Solution: Set a counter for the number of nodes left to an initial value of 1, for the root. Loop over pairs of bits \(x\) and \(y\), for each pair adding \(x+y-1\) to the counter. The representation is valid if the counter is zero at the end without ever becoming zero earlier.
Suppose we have a rooted tree \(T\) in which each node is labeled by its depth, that is, its distance from the root. We wish to answer queries whose arguments are two nodes \(x\) and \(y\) and a number \(k\), and that test whether the distance from \(x\) to \(y\) is less than or equal to \(k\), returning True if it is and False otherwise.
Describe how to answer these queries using a single lowest common ancestor query in \(T\).
Solution:
return depth(x)+depth(y)-2*depth(LCA(x,y)) <= kDescribe how to answer these queries using two level ancestor queries in \(T\).
Solution (using level ancestor queries that ask for nodes with a given depth, not than for the number of steps higher):
d = (depth(x)+depth(y)-k+1) // 2
return LA(x,d) == LA(y,d)
Given two distinct vertices \(x\) and \(y\) in a tree, let \(s\) be the neighbor of \(x\) in the unique path from \(x\) to \(y\).

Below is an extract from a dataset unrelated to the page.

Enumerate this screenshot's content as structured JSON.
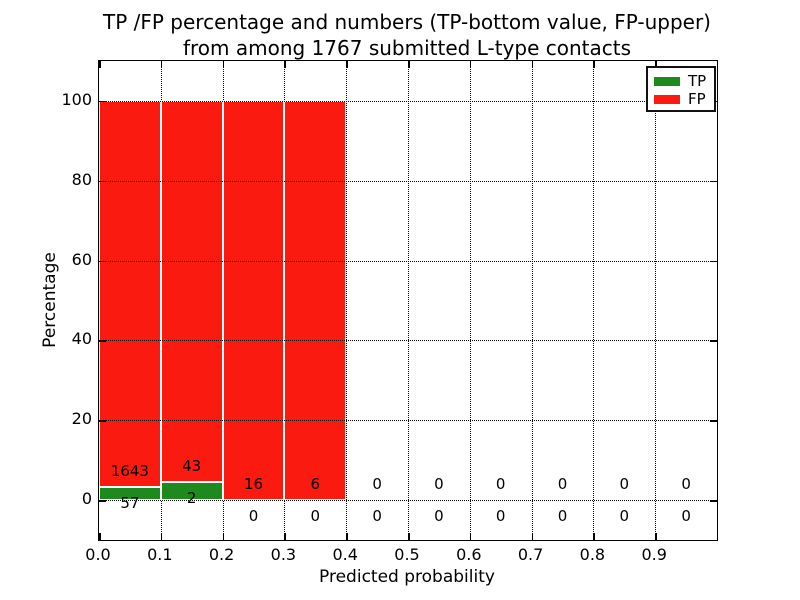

That is, to follow a path from \(x\) to \(y\), the first step should be from \(x\) to \(s\). Describe how to use level-ancestor queries to compute \(s\) from \(x\) and \(y\) in constant time.

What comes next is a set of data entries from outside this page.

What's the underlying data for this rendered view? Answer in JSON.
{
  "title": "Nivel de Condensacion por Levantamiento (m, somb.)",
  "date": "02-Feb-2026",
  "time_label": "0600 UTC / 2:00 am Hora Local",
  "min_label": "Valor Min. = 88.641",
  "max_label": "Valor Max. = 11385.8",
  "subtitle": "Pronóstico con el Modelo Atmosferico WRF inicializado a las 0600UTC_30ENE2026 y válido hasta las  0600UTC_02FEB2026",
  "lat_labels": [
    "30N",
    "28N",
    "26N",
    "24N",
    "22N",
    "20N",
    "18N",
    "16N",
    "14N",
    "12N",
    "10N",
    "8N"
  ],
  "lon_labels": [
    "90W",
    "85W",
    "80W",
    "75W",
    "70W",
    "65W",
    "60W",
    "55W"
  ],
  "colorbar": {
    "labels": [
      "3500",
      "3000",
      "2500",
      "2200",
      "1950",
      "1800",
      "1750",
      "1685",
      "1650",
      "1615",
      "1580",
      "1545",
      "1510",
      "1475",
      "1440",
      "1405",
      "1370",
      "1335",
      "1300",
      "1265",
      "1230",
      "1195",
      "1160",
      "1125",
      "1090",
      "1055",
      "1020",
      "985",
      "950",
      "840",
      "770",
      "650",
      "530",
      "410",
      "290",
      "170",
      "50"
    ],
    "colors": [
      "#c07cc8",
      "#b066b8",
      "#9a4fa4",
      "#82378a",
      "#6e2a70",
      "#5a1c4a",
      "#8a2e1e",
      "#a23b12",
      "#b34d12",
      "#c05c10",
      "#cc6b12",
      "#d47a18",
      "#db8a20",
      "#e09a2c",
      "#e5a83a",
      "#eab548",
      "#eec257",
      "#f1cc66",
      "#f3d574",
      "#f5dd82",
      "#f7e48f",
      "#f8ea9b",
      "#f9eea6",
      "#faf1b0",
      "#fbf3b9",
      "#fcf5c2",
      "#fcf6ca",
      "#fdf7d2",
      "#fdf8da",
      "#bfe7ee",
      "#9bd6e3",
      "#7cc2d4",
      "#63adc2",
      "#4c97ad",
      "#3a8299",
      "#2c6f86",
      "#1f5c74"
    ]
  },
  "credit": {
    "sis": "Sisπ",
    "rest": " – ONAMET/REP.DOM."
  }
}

(The first step of your solution should be to determine whether \(s\) is the parent of \(x\) or a child of \(x\). In the case that \(s\) is is a child of \(x\), you need to compute which child. You can assume that the level-ancestor structure for the tree has already been constructed and that each node is labeled by its depth.)
Solution: If
x != LA(y,depth(x))then the path from \(x\) to \(y\) does not go down from \(x\) to a descendant of \(x\) and the first step is to the parent of \(x\). Otherwise, the first step is to the child of \(x\) given byLA(y,depth(x)-1).In any tree \(T\), a node \(x\) is an ancestor of another node \(y\) if and only if \(x\) occurs both before \(y\) in a preorder traversal of the tree, and after \(y\) in a postorder traversal. Therefore, it can be useful to store the nodes of a tree \(T\) in two list-ordering data structures, one for the preorder and one for the postorder. These two structures allow for constant time queries that answer the question: is \(x\) an ancestor of \(y\)? Suppose that we have a tree represented in this way, and we wish to insert a new node \(y\) as the last child of an existing node \(x\). What changes should we perform in the list-ordering data structures in order to make this change to the tree?
Solution: We need to insert \(y\) into the preorder after the last descendant of \(x\), or after \(x\) itself if it has no descendants, and into the postorder before \(x\).
Unfortunately it is not easy to find the last descendant, using only the preorder and postorder lists. Last year's solutions claimed that it could be done by checking whether the node \(z\) just before \(x\) in the postorder is a descendant of \(x\), and this does correctly find a descendant of \(x\) if one exists, but it will be the last child, not necessarily the last descendant. So the solutions were incorrect.
A solution that does work (but doesn't exactly answer the question as stated) is to maintain a single list-ordering data structure of the parentheses in a parenthesis representation of the tree, with each tree node maintaining pointers to its open and close parentheses in this list. Then the preorder is the ordering on the open parentheses, the postorder is the ordering on the close parentheses, and the insertion of \(y\) can be handled by inserting a parenthesis pair just before the close parenthesis of \(x\).